The skimmer-bikes circled the two Knights, several retainers dismounting to check the miners for signs of life.

‘As always, your snap judgement of my actions is entirely misplaced,’ said Raeven, lowering his pilot’s canopy to the mallahgra’s body and studying the shredded mass of its flanks and chest. By themselves, none of these injuries were mortal, but each would have been excruciatingly painful. The wound in its belly had killed the beast, a disembowelling cut made by something viciously sharp and with the power to rip through tough hide to the organs beneath.

Raeven pulled the canopy back to its full height and said, ‘I didn’t kill it.’

Don’t lie to me, boy.

‘You know me, father, I’m not shy of taking credit for things others have done, but this beast didn’t fall to me. Look at these wounds.’

Hellblade leaned over the corpse, and Raeven took a moment to study his father’s ravaged features in the manifold. Cyprian Devine had eschewed juvenat treatments that were purely cosmetic, only allowing those that actively prolonged his life. In Cyprian’s world, all else was vanity, a character flaw he saw most evidently in his second son.

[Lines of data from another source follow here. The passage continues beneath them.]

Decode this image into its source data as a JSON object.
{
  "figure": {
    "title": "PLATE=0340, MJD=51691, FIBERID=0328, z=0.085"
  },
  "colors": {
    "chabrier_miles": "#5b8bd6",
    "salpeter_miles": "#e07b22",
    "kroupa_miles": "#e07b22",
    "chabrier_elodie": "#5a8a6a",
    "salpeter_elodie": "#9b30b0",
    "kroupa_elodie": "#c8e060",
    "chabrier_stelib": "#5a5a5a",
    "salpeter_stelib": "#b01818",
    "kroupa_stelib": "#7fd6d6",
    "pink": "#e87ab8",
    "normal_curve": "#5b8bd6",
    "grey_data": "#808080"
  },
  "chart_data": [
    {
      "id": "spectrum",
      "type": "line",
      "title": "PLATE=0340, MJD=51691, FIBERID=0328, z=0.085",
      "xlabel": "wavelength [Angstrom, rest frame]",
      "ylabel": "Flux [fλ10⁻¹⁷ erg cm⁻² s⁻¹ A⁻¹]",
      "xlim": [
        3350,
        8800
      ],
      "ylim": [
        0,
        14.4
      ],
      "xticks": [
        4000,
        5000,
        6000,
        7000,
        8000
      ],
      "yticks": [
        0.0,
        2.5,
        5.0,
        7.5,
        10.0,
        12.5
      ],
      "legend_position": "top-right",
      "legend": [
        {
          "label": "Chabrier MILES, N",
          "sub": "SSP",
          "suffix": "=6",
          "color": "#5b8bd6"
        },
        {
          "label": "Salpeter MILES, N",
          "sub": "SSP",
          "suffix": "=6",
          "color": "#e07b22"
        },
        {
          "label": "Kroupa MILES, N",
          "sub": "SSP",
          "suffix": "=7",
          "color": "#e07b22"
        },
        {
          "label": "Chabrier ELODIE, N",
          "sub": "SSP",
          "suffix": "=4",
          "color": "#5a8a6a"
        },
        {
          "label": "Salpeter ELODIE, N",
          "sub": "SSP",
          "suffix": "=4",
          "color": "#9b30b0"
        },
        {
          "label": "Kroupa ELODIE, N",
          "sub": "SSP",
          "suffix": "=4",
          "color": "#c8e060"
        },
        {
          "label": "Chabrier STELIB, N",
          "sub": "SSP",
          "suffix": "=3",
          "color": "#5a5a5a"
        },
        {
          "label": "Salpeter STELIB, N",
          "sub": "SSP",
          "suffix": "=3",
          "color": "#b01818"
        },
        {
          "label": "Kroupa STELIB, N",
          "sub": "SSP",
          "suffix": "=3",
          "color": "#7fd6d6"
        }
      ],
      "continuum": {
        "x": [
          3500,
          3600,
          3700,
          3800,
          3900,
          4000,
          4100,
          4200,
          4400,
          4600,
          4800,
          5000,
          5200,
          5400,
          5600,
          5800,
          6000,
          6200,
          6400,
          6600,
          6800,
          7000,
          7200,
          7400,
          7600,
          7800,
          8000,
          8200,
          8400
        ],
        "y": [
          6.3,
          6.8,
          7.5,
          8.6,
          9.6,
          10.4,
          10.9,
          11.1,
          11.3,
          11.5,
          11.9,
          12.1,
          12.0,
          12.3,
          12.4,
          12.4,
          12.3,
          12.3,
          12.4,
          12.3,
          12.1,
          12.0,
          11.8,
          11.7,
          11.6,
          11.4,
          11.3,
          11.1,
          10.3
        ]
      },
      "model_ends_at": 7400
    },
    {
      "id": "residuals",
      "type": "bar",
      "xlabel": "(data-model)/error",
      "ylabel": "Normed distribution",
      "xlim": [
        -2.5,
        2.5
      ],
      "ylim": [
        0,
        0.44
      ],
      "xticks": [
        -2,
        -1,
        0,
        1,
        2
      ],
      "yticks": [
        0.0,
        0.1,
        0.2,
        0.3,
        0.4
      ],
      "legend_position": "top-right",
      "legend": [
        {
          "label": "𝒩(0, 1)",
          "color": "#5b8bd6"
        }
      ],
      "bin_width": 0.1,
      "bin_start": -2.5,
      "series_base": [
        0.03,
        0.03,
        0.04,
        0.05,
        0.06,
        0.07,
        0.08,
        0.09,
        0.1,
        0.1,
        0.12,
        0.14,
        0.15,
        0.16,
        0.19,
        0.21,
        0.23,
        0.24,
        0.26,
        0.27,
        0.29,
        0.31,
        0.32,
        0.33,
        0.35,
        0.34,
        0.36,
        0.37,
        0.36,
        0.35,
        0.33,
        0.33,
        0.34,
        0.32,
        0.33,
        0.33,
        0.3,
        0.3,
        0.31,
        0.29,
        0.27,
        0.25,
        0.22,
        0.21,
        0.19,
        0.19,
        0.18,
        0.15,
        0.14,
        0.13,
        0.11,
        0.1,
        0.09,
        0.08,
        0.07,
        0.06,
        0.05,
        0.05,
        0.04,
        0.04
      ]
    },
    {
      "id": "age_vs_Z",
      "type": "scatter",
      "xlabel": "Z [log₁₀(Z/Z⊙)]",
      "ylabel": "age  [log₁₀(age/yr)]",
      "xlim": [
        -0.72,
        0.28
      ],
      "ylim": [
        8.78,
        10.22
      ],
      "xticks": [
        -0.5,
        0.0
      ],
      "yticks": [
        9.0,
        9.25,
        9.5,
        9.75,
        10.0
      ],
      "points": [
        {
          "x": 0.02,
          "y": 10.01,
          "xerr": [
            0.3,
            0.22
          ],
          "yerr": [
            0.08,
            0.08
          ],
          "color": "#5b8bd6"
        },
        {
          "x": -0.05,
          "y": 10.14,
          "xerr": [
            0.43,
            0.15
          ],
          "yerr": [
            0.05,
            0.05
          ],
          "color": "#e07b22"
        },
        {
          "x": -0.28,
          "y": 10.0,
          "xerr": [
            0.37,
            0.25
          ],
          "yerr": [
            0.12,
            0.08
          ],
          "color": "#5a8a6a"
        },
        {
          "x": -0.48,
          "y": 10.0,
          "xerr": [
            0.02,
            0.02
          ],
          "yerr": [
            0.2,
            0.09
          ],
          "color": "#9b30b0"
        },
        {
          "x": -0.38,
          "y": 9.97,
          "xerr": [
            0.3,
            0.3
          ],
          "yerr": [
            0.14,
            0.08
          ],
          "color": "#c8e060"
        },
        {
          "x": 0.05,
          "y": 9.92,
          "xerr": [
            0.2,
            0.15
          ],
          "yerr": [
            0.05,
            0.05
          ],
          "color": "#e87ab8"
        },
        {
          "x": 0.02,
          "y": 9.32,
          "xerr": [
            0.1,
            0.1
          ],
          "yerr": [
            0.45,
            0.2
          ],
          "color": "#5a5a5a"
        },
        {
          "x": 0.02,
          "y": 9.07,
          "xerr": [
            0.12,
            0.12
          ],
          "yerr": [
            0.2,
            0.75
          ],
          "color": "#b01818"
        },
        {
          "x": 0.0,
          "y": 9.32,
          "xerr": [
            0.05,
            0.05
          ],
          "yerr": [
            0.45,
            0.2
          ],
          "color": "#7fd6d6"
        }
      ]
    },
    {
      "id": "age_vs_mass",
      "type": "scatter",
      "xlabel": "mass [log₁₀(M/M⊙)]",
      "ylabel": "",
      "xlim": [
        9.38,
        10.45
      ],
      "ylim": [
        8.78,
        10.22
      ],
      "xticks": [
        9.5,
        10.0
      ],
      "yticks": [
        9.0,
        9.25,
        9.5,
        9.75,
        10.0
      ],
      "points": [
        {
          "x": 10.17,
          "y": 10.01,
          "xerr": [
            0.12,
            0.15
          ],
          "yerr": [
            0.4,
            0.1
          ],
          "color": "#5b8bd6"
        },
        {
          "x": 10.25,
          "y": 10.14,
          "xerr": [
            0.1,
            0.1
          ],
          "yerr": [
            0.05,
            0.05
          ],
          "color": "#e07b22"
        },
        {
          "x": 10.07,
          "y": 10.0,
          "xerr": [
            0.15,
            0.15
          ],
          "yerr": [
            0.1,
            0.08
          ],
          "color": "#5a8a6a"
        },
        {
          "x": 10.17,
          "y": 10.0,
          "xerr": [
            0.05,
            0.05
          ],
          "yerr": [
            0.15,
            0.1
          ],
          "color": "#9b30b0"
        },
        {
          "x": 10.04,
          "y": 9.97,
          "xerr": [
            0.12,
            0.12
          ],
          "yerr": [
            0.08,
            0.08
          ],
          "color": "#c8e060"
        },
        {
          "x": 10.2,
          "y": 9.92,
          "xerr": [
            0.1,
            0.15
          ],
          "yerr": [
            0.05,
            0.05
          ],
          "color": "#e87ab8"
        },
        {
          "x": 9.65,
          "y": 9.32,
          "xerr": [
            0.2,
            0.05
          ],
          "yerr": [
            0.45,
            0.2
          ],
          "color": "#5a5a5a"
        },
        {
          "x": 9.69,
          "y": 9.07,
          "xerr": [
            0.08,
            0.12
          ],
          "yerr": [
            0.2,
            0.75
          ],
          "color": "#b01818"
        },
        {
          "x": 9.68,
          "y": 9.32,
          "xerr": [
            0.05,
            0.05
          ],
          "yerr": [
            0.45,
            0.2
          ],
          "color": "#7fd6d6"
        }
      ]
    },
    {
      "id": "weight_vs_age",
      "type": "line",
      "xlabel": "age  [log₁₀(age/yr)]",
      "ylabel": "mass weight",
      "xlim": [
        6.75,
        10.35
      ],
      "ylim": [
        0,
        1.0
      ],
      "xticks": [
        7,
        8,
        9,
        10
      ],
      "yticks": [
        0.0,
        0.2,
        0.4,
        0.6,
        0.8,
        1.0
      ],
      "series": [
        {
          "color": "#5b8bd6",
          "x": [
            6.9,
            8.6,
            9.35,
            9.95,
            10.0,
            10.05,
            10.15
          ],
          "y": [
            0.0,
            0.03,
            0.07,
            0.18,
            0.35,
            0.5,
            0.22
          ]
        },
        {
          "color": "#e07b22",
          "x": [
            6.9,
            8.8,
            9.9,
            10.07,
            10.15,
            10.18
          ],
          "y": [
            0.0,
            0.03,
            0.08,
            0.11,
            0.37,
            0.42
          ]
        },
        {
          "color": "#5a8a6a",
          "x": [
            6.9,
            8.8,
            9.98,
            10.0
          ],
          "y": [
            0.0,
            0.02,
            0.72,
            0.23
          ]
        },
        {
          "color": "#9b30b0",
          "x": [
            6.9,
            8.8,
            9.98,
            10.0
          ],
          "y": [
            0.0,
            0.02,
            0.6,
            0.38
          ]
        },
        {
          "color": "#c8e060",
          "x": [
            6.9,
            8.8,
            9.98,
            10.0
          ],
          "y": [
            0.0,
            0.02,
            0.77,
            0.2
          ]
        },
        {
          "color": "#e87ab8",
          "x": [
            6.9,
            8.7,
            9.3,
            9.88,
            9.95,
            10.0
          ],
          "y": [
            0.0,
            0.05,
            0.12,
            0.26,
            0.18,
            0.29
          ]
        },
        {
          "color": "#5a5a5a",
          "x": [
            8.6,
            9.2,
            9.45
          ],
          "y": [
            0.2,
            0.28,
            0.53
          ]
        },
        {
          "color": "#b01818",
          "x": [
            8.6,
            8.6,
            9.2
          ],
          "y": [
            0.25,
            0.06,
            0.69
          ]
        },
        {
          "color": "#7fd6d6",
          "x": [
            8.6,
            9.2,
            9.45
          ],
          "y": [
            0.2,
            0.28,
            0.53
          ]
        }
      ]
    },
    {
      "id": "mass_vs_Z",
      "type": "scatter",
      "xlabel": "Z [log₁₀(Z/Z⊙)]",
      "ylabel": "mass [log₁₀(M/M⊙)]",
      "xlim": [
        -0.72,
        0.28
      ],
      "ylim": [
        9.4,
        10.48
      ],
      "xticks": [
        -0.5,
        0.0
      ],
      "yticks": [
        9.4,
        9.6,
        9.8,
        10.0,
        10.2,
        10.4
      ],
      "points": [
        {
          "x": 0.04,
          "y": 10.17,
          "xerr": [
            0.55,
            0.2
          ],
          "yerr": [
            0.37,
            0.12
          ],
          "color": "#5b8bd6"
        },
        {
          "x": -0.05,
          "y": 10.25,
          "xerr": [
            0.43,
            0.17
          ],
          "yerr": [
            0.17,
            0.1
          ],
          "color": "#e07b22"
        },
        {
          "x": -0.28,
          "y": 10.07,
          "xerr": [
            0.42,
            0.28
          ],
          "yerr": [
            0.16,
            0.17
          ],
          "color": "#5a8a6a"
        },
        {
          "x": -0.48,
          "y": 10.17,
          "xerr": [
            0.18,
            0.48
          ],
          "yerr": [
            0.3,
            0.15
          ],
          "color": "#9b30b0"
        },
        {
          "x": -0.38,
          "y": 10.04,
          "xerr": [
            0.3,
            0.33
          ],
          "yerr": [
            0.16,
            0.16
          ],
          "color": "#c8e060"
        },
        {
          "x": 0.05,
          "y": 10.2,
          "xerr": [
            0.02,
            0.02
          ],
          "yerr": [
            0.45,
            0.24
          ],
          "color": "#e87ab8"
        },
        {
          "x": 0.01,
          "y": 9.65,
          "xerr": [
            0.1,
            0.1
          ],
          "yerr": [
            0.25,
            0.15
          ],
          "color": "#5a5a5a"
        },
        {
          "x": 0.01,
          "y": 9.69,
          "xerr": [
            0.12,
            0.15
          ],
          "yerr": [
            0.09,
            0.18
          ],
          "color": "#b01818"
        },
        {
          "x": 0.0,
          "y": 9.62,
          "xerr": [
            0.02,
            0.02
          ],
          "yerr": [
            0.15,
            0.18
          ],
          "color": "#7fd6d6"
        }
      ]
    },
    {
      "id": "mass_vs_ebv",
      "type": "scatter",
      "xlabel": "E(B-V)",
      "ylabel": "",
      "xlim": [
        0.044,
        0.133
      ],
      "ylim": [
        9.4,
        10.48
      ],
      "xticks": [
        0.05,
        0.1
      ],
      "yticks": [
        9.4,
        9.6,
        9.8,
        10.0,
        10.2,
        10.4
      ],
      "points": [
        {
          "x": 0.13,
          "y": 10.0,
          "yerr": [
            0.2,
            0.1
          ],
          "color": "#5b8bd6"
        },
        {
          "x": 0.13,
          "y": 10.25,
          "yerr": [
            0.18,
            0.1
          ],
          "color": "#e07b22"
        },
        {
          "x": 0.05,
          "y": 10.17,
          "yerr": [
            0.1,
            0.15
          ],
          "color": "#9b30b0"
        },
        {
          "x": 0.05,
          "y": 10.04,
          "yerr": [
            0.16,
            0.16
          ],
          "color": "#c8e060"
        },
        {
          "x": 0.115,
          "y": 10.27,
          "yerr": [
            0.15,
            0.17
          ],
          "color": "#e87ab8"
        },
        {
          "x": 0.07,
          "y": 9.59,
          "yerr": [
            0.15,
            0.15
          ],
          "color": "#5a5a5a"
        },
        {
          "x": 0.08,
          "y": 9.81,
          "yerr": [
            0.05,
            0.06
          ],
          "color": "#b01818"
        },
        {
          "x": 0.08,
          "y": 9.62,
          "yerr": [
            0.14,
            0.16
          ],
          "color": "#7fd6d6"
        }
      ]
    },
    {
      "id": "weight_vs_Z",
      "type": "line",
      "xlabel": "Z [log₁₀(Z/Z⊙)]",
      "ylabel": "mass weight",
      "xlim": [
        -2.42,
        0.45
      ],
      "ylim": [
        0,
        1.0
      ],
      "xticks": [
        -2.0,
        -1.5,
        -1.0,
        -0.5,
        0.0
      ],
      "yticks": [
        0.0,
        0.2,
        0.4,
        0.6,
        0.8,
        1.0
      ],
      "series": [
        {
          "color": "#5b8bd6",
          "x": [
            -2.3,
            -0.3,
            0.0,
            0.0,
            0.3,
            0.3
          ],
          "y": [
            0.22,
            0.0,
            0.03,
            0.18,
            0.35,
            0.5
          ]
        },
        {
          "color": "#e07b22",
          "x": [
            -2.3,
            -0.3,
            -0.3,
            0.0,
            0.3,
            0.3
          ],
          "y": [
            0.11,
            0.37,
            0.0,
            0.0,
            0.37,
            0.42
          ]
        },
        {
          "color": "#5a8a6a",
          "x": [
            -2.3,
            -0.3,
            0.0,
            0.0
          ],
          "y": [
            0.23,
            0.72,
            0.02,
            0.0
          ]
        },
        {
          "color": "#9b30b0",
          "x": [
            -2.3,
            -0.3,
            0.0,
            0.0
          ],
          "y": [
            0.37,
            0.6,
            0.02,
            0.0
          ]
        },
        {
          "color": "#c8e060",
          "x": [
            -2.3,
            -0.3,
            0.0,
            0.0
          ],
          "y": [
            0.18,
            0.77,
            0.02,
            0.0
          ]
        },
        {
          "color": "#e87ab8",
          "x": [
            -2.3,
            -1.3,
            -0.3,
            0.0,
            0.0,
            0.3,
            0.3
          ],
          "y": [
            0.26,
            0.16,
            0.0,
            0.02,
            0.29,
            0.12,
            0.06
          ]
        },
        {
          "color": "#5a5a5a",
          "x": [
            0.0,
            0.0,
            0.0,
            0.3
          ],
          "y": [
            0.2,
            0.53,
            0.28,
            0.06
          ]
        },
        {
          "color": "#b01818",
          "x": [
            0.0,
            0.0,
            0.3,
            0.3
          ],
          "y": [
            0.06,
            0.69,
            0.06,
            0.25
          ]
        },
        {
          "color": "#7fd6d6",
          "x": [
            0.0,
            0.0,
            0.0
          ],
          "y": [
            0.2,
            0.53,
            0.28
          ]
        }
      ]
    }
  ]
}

Raeven’s older half-brother, Albard, had always been Cyprian’s favoured son, but a failed attempt to bond with his Knight forty-three years ago had broken his mind and left him a virtual catatonic. Kept locked away in one of the Devine Towers, his continued existence was a stain on the ancient name of the House.

‘These tears in the beast’s flesh are messy, like something your chain-sabre would do,’ said Raeven as the Devine retainers carried the bodies of the miners to the skimmer-bikes. From the attention one man was getting from a medicae, it appeared there was actually a survivor.

The female must have done this,’ declared his father. ‘They must have fought over the spoils and she gutted him.

‘An unlikely explanation,’ said Raeven, circling the corpse.

You have a better one?

‘If the female killed her mate, then why did she leave the bodies?’ said Raeven. ‘No, something drove her from here.’

What could possibly drive a female mallahgra from her mate?

‘I don’t know,’ said Raeven, lifting one of his Knight’s clawed feet and tipping the hulking mallahgra onto its front. ‘Something that can do this.’

Bloodied craters punctured the creature’s back, each one unmistakably an exit wound of explosive ammunition.

It’s been shot?’ hissed Cyprian. ‘Damn it all. House Kaushik, it’s got to be. Those faithless scavengers must have picked up the distress petition and sent their own Knights into the mountains, hoping to steal glory from my table!

‘Look at these wounds,’ pointed out Raeven. ‘House Kaushik are little better than Tazkhar savages. Their Sacristans can barely maintain the fusion-powered crankers they favour, let alone anything this powerful.’